Counterstrain uses a system of diagnosis and treatment based on tender points occurring in the soft tissues, perhaps similar to “trigger point” therapy used by some manual therapists. Tender points are thought to occur due to an inappropriate muscle spasm reflex caused by poorly functioning muscle groups.

Lawrence Jones developed the idea around 1955 and called it “spontaneous release by positioning”. Since then it has also be called strain-counterstrain, Jones technique and spontaneous release by position.

Tender points are small, specific and mildly swollen areas in body tissues that are painful when pressed firmly as by a therapist. The osteopath then positions the patient’s trunk or limbs so that the counterstrain point shows its minimum tenderness, a position of ease.

Holding the body in that posture for around 90 seconds, the osteopath then returns the person to the neutral posture and checks for the point tenderness and changes in joint range.

In examining muscles and joints, practitioners of this technique have identified over 200 tender points in joints and muscles. Various other manipulative techniques may also be applied in treating this presentation.

Muscle Energy Techniques

Muscle energy techniques (METs) include a number of therapies used by osteopaths and other manual therapists. They aim to improve the function of joints and muscles and to reduce pain. They are an “active” treatment, in that the patient is asked to work their muscles and joints in the process.
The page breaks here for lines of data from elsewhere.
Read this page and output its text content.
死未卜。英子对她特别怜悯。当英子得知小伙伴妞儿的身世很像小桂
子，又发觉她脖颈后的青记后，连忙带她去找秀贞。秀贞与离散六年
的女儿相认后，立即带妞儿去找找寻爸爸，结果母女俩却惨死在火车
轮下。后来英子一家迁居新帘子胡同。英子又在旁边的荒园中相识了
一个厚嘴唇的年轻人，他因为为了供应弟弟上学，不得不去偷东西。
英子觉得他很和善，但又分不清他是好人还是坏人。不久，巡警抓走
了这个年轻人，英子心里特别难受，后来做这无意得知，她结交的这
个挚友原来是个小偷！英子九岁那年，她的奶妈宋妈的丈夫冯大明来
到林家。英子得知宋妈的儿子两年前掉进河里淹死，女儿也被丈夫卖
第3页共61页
First described by Fred Mitchell, an osteopath, in 1948, METs ask a patient to resist the therapist in a very specific direction and in a very specific position. The aim is to reduce muscle spasm, improve pain and increase joint ranges of movement.

Muscle energy techniques are mostly used to deal with:

  • Limited joint movement due to increased or decreased muscle tone. Overuse of a muscle can cause a continual low-level spasm, reducing its flexibility and causing the muscle to ache.
  • When one set of muscles is involved (the agonists), the opposing set (the antagonists) can also become involved, leading again to pain and loss of movement.

By making a person’s muscles contract strongly in a static position, muscles are inhibited and, on relaxation again, the joint movement may be seen to increase.

There are only a few studies showing evidence for muscle energy techniques, so scientific validation of this technique in unclear. They may be used to help back pain, short and tight muscle groups, limited joint movement and headaches from the neck.

Craniosacral Osteopathy

Some osteopaths specialise exclusively in this alternative therapy. Craniosacral therapists palpate the joints of the skull and claim to be able to release energy or fluid blockages, leading to improvements in symptoms.

These techniques were initially used to treat the head but are now used throughout the body.

The underlying idea is that there are small, regular movements of the skull bones, which are suggested are due to changes in fluid pressures in the brain. Practitioners claim they can feel these small movements and manipulate the cranial bones to give an effective treatment.

The evidence for the effectiveness of craniosacral therapies is not clear.

Myofascial Release

Robert Ward, an osteopath, initially named this technique in 1960 and it consists of a low pressure manual force being applied for a long duration to fascia and muscles. It is used for various disorders including the temporomandibular joint (TMJ), tension headaches and joint pains.

Lymphatic Manipulative Techniques

These techniques, related to massage, have been part of therapeutic practice for many years. Some are used for treatment of lymphoedema.

Techniques vary from looking for and unblocking points of resistance to lymph flow, massaging superficial lymph to enhance flow and stimulating lymph passage through pumping actions of muscles and joints.